GDPR EXTRACT Flashcards
(15 cards)
Q: What is the main goal of the GDPR?
A: To protect people’s personal data and privacy in the EU.
Example: A company must tell you how they use your email.
Q: What is personal data?
A: Any information that can identify a person.
Example: Name, phone number, address, email, IP address.
Q: What does processing mean?
A: Doing anything with personal data — like collecting, saving, changing, or deleting it.
Example: Signing up for a website = your data is being processed.
Q: Who is the data subject?
A: The person whose data it is.
Example: You, when you give your info to a shop.
Q: Who is the controller?
A: The person or company who decides why and how your data is used.
Example: An online store collecting your info.
Q: Who is the processor?
A: Someone who works with data on behalf of the controller.
Example: A company hired to store customer info for a website.
Q: What are the 7 GDPR principles?
- Lawfulness, fairness, transparency
- Purpose limitation
- Data minimisation
- Accuracy
- Storage limitation
- Integrity & confidentiality
- Accountability
Example: A business must only collect the data it really needs.
Q: When is processing data allowed? (Legal basis)
One of these must apply:
Consent
Contract
Legal duty
Protect someone’s life
Public interest
Legitimate interest (only if it doesn’t hurt the person’s rights)
Example: A bank can process your data for your account contract.
Q: What is consent under the GDPR?
A: It must be:
Freely given
Clear
Informed
Easy to take back
Example: You must click a box to agree — no pre-ticked boxes!
Q: What is sensitive personal data?
A: Personal data about:
Race
Religion
Politics
Health
Sexual orientation
Biometric or genetic info
Example: Fingerprints or medical records = special protection.
Q: Can companies use sensitive data?
Usually no — unless:
You gave clear consent
It’s needed for health, law, or public safety
Example: A hospital can use your health data for treatment.
Q: What age can children give consent online?
A: At least 16 years old (or 13–15 depending on the country)

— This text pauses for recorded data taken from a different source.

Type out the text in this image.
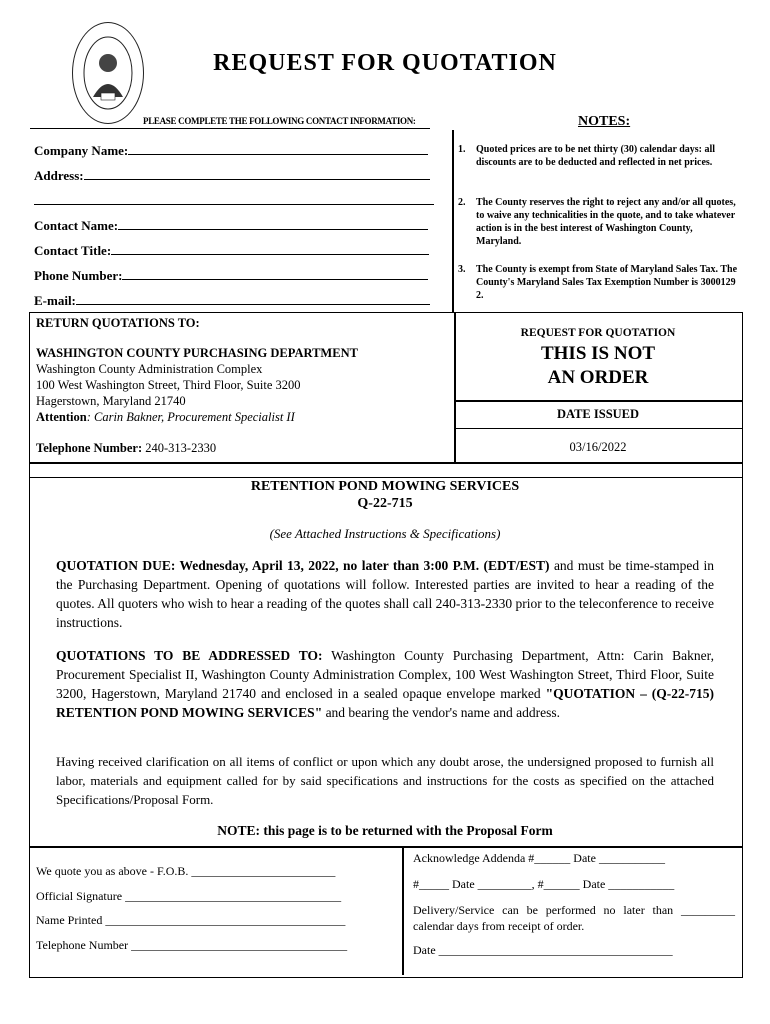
REQUEST FOR QUOTATION
PLEASE COMPLETE THE FOLLOWING CONTACT INFORMATION:	NOTES:
Company Name:
Address:
Contact Name:
Contact Title:
Phone Number:
E-mail:
1. Quoted prices are to be net thirty (30) calendar days: all discounts are to be deducted and reflected in net prices.
2. The County reserves the right to reject any and/or all quotes, to waive any technicalities in the quote, and to take whatever action is in the best interest of Washington County, Maryland.
3. The County is exempt from State of Maryland Sales Tax. The County's Maryland Sales Tax Exemption Number is 3000129 2.
RETURN QUOTATIONS TO:
WASHINGTON COUNTY PURCHASING DEPARTMENT
Washington County Administration Complex
100 West Washington Street, Third Floor, Suite 3200
Hagerstown, Maryland 21740
Attention: Carin Bakner, Procurement Specialist II
Telephone Number: 240-313-2330
REQUEST FOR QUOTATION
THIS IS NOT
AN ORDER
DATE ISSUED
03/16/2022
RETENTION POND MOWING SERVICES
Q-22-715
(See Attached Instructions & Specifications)
QUOTATION DUE: Wednesday, April 13, 2022, no later than 3:00 P.M. (EDT/EST) and must be time-stamped in the Purchasing Department. Opening of quotations will follow. Interested parties are invited to hear a reading of the quotes. All quoters who wish to hear a reading of the quotes shall call 240-313-2330 prior to the teleconference to receive instructions.
QUOTATIONS TO BE ADDRESSED TO: Washington County Purchasing Department, Attn: Carin Bakner, Procurement Specialist II, Washington County Administration Complex, 100 West Washington Street, Third Floor, Suite 3200, Hagerstown, Maryland 21740 and enclosed in a sealed opaque envelope marked "QUOTATION – (Q-22-715) RETENTION POND MOWING SERVICES" and bearing the vendor's name and address.
Having received clarification on all items of conflict or upon which any doubt arose, the undersigned proposed to furnish all labor, materials and equipment called for by said specifications and instructions for the costs as specified on the attached Specifications/Proposal Form.
NOTE: this page is to be returned with the Proposal Form
We quote you as above - F.O.B. ________________________
Official Signature ____________________________________
Name Printed ________________________________________
Telephone Number ____________________________________
Acknowledge Addenda #______ Date ___________
#_____ Date _________, #______ Date ___________
Delivery/Service can be performed no later than _________ calendar days from receipt of order.
Date _______________________________________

Example: A 12-year-old needs a parent’s permission to sign up.
Q: What is a data breach?
A: When data is lost, stolen, or leaked by accident or attack.
Example: A hacker stealing customer emails.
Q: What is pseudonymisation?
Replacing names with fake IDs so the data cannot be linked to a person without extra info.
Example: “User #458” instead of “John Smith”.
Q: Who makes sure companies follow GDPR?
The supervisory authority (e.g., the Data Protection Authority in your country).
Example: In Belgium, it’s the GBA (Gegevensbeschermingsautoriteit).